Results round-up
FTSE 250 homeware retailer Dunelm reported a rise in full-year profit as revenue increased and the company grew its market share despite the growth of new competition, particularly online.
In the 52 weeks to 2 July, pre-tax profit rose to £128.9m from £121.4m in the 52 weeks to 27 June 2015, on revenue of £880.9m, up 7.1% from the year before.
The company recommended a final dividend of 19.1p per share compared to 16p in 2015 and giving a full-year dividend of 25.1p per share, up 16.7% from the prior year. In addition, the company paid a special dividend of 31.5p per share during the year.
Chief executive John Browett said: "The business has performed well over the year. Shoppers tell us that they genuinely appreciate the unrivalled depth and value of the Dunelm homewares offer. This has meant we have further cemented our leading position through market share gains, driving sales and profits growth, and increasing returns to shareholders.”
Dunelm said it opened six new superstores in the year and this will be ramped up in the current year, with nine planned openings, three of which are in London.

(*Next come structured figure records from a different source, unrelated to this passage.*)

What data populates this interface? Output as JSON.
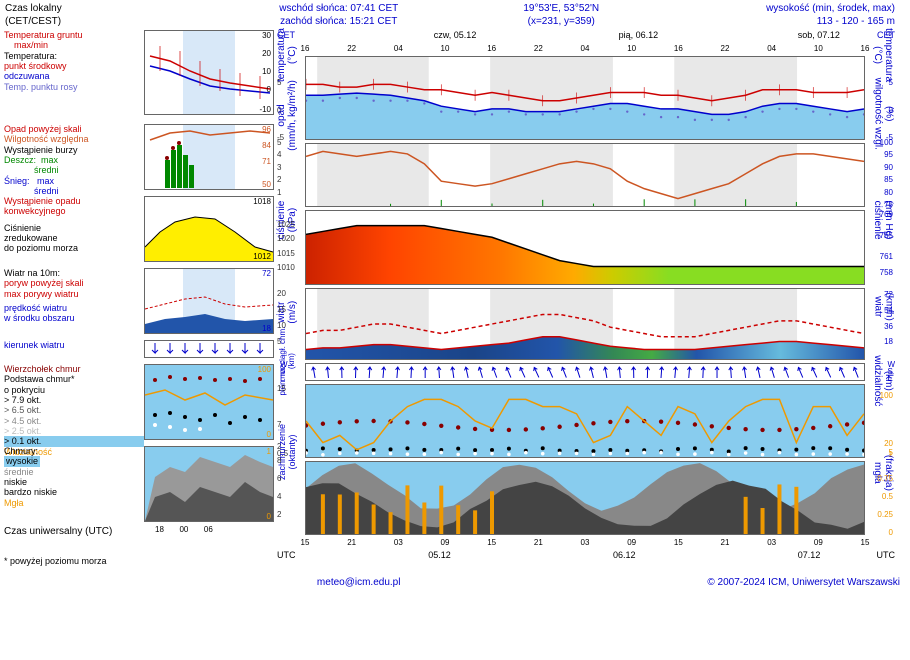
{
  "header": {
    "local_time_label": "Czas lokalny",
    "local_time_sub": "(CET/CEST)",
    "sunrise": "wschód słońca: 07:41 CET",
    "sunset": "zachód słońca: 15:21 CET",
    "coords": "19°53'E, 53°52'N",
    "grid": "(x=231, y=359)",
    "elev_label": "wysokość (min, środek, max)",
    "elev_val": "113 - 120 - 165 m"
  },
  "days": {
    "d1": "czw, 05.12",
    "d2": "pią, 06.12",
    "d3": "sob, 07.12"
  },
  "legend": {
    "temp_title": "Temperatura gruntu\n    max/min",
    "temp_sub": "Temperatura:",
    "temp_mid": "punkt środkowy",
    "temp_felt": "odczuwana",
    "temp_dew": "Temp. punktu rosy",
    "precip_over": "Opad powyżej skali",
    "humidity": "Wilgotność względna",
    "storm": "Wystąpienie burzy",
    "rain": "Deszcz:  max\n            średni",
    "snow": "Śnieg:   max\n            średni",
    "convective": "Wystąpienie opadu\nkonwekcyjnego",
    "pressure": "Ciśnienie\nzredukowane\ndo poziomu morza",
    "wind_title": "Wiatr na 10m:",
    "gust_over": "poryw powyżej skali",
    "gust_max": "max porywy wiatru",
    "wind_speed": "prędkość wiatru\nw środku obszaru",
    "wind_dir": "kierunek wiatru",
    "cloud_top": "Wierzchołek chmur",
    "cloud_base": "Podstawa chmur*\no pokryciu",
    "okta79": "> 7.9 okt.",
    "okta65": "> 6.5 okt.",
    "okta45": "> 4.5 okt.",
    "okta25": "> 2.5 okt.",
    "okta01": "> 0.1 okt.",
    "visibility": "Widzialność",
    "clouds": "Chmury:",
    "high": "wysokie",
    "mid": "średnie",
    "low": "niskie",
    "vlow": "bardzo niskie",
    "fog": "Mgła",
    "utc": "Czas uniwersalny (UTC)",
    "cet": "CET",
    "utc_short": "UTC",
    "asl": "* powyżej poziomu morza"
  },
  "axis_labels": {
    "temp": "temperatura\n(°C)",
    "precip": "opad\n(mm/h, kg/m²/h)",
    "humidity": "(%)\nwilgotność wzgl.",
    "pressure_l": "ciśnienie\n(hPa)",
    "pressure_r": "(mm Hg)\nciśnienie",
    "wind_l": "wiatr\n(m/s)",
    "wind_r": "(km/h)\nwiatr",
    "vis_l": "pion. rozciągł. chm.\n(km)",
    "vis_r": "(km)\nwidzialność",
    "cloud_l": "zachmurzenie\n(oktanty)",
    "cloud_r": "(frakcja)\nmgła"
  },
  "colors": {
    "red": "#cc0000",
    "blue": "#0000cc",
    "purple": "#6666cc",
    "green": "#008800",
    "orange": "#ff6600",
    "darkred": "#880000",
    "humidity": "#cc5522",
    "yellow": "#ffee00",
    "orange_fill": "#ff5500",
    "lime": "#88dd22",
    "skyblue": "#88ccee",
    "darkblue_fill": "#2255aa",
    "gray_cloud": "#555555",
    "visibility": "#ee9900"
  },
  "chart_temp": {
    "ylim": [
      -5,
      10
    ],
    "yticks": [
      -5,
      0,
      5
    ],
    "red_line": [
      5,
      5,
      4.5,
      4.5,
      5,
      5,
      4.5,
      4,
      4,
      3.5,
      3,
      3.5,
      3,
      2.5,
      2,
      2,
      2.5,
      3,
      3.5,
      3.5,
      3.5,
      3,
      3,
      2.5,
      2,
      2.5,
      3,
      4,
      4,
      4,
      3.5,
      3.5,
      3.5,
      4
    ],
    "blue_line": [
      3,
      3,
      3.2,
      3.4,
      3.2,
      3,
      2.5,
      2,
      1,
      0.5,
      0,
      0.5,
      0.5,
      0,
      0,
      0,
      0.5,
      1,
      1.5,
      1.5,
      1,
      0.5,
      0.5,
      0,
      -0.5,
      -0.5,
      0,
      1,
      1.5,
      1.5,
      1,
      0.5,
      0,
      0.5
    ],
    "dew_line": [
      2,
      2,
      2.5,
      2.5,
      2,
      2,
      2,
      1.5,
      0,
      0,
      -0.5,
      -0.5,
      0,
      -0.5,
      -0.5,
      -0.5,
      0,
      0.5,
      0.5,
      0,
      -0.5,
      -1,
      -1,
      -1.5,
      -1.5,
      -1.5,
      -1,
      0,
      0.5,
      0.5,
      0,
      -0.5,
      -1,
      -0.5
    ]
  },
  "chart_humidity": {
    "ylim": [
      75,
      100
    ],
    "yticks": [
      75,
      80,
      85,
      90,
      95,
      100
    ],
    "line": [
      95,
      97,
      96,
      95,
      96,
      97,
      96,
      92,
      85,
      84,
      83,
      84,
      86,
      88,
      90,
      92,
      93,
      92,
      90,
      85,
      82,
      80,
      78,
      80,
      82,
      84,
      88,
      92,
      95,
      96,
      96,
      95,
      94,
      93
    ]
  },
  "chart_pressure": {
    "ylim": [
      1005,
      1030
    ],
    "yticks": [
      1010,
      1015,
      1020,
      1025
    ],
    "line": [
      1022,
      1023,
      1024,
      1025,
      1025,
      1025,
      1025,
      1025,
      1024,
      1023,
      1022,
      1021,
      1019,
      1017,
      1015,
      1013,
      1012,
      1011,
      1011,
      1011,
      1011,
      1011,
      1011,
      1011,
      1011,
      1011,
      1011,
      1011,
      1011,
      1011,
      1011,
      1011,
      1011,
      1011
    ],
    "r_ticks": [
      758,
      761,
      765,
      769
    ]
  },
  "chart_wind": {
    "ylim": [
      0,
      22
    ],
    "yticks": [
      5,
      10,
      15,
      20
    ],
    "r_ticks": [
      18,
      36,
      54,
      72
    ],
    "gust": [
      8,
      9,
      9,
      10,
      11,
      11,
      10,
      9,
      8,
      9,
      10,
      11,
      12,
      13,
      14,
      14,
      13,
      12,
      10,
      9,
      8,
      7,
      7,
      7,
      8,
      9,
      10,
      11,
      12,
      12,
      11,
      10,
      9,
      8
    ],
    "speed": [
      3,
      3.5,
      3.5,
      4,
      4.5,
      4.5,
      4,
      3.5,
      3,
      3.5,
      4,
      4.5,
      5,
      6,
      7,
      7,
      6,
      5,
      4,
      3.5,
      3,
      3,
      3,
      3,
      3.5,
      4,
      4.5,
      5,
      5.5,
      5.5,
      5,
      4.5,
      4,
      3.5
    ]
  },
  "chart_vis": {
    "ylim": [
      0,
      16
    ],
    "yticks": [
      0.5,
      2.0,
      7.0,
      15.0
    ],
    "vis_line": [
      5,
      2,
      3,
      1,
      2,
      5,
      7,
      8,
      8,
      7,
      5,
      4,
      8,
      8,
      7,
      7,
      6,
      2,
      3,
      7,
      5,
      3,
      7,
      6,
      2,
      5,
      7,
      8,
      8,
      2,
      7,
      7,
      3,
      6
    ]
  },
  "chart_cloud": {
    "ylim": [
      0,
      8
    ],
    "yticks": [
      2,
      4,
      6,
      8
    ]
  },
  "footer": {
    "email": "meteo@icm.edu.pl",
    "copyright": "© 2007-2024 ICM, Uniwersytet Warszawski"
  },
  "time_ticks_big": [
    "16",
    "22",
    "04",
    "10",
    "16",
    "22",
    "04",
    "10",
    "16",
    "22",
    "04",
    "10",
    "16"
  ],
  "time_ticks_utc": [
    "15",
    "21",
    "03",
    "09",
    "15",
    "21",
    "03",
    "09",
    "15",
    "21",
    "03",
    "09",
    "15"
  ],
  "utc_dates": [
    "05.12",
    "06.12",
    "07.12"
  ]
}
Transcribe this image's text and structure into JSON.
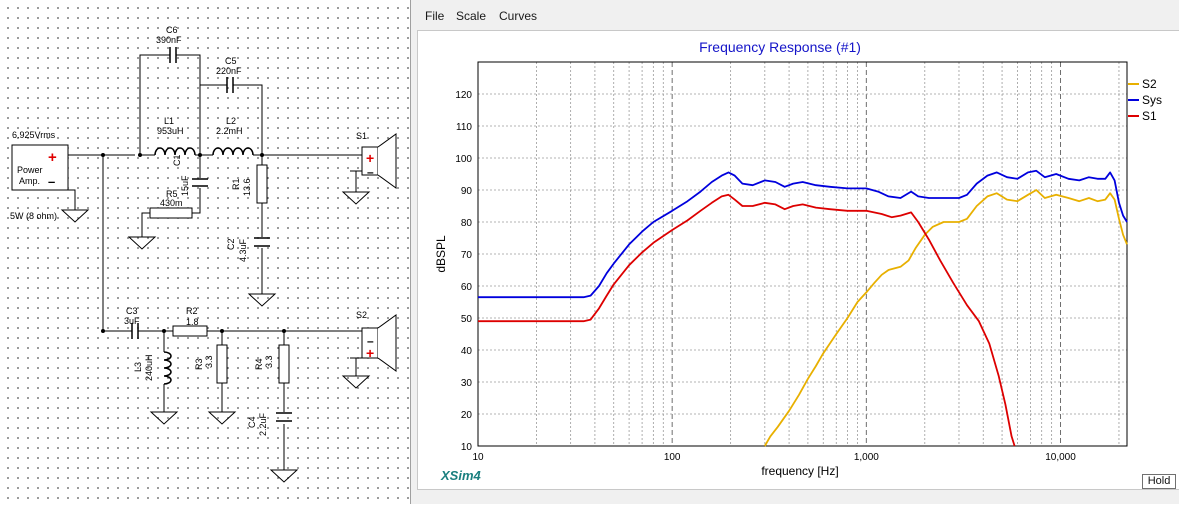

In addition, the group said it has reduced hours worked on certain tasks in the business, partly to mitigate the cost of introducing the National Living Wage.
Galliford Try proposed a bumper final dividend after it reported a record annual profit thanks to strong growth and a positive outlook at its housebuilding, affordable housing partnerships and construction arms.
On revenue up 10% to £2.67bn in the year to 30 June, profit before tax was increased 18% to £135.0m, with earnings per share up 17% to 132.5p.
The final dividend was hoisted 22% to 56p to lift the total 21% to 82p per share.
Chief executive Peter Truscott said the payout reflected the record results and the board's confidence in the business, having reorganised the management in all three businesses during the year to create "the right platform for future progress in both volume and margin".
In completing 3,078 sales and seeing average selling prices rise 2%, housebuilding arm Linden Homes increased revenues 8% to £841m and its margins significantly to 17.5% from 16% last year to record a £147.2m profit.
With housing demand strong and supply short, management decided due to the potential for further margin enhancement, to increase their focus on strategic land but in light of the current economic uncertainty said they were continuing to take "a more cautious approach to land acquisition".
The newly merged team forming what is now the Partnerships & Regeneration arm saw revenue drop 9% to £300.6m but profits increased 24% to £11.7m as margins were improved.
"Building on our experience and relationships with public sector commissioners, the prospects for our Partnerships business are considered to be excellent, with significant unmet demand for low-cost, intermediate and rented affordable homes," Truscott said, pointing to further geographic expansion and increasing mixed-tenure revenues as growth drivers for the top line and margins.
The construction division swelled revenues 16% to £1.5bn but margins were squeezed to 1.1% from 1.2% the year before, though Truscott said the market "remains positive, helped by the substantial infrastructure maintenance and improvement required in the UK".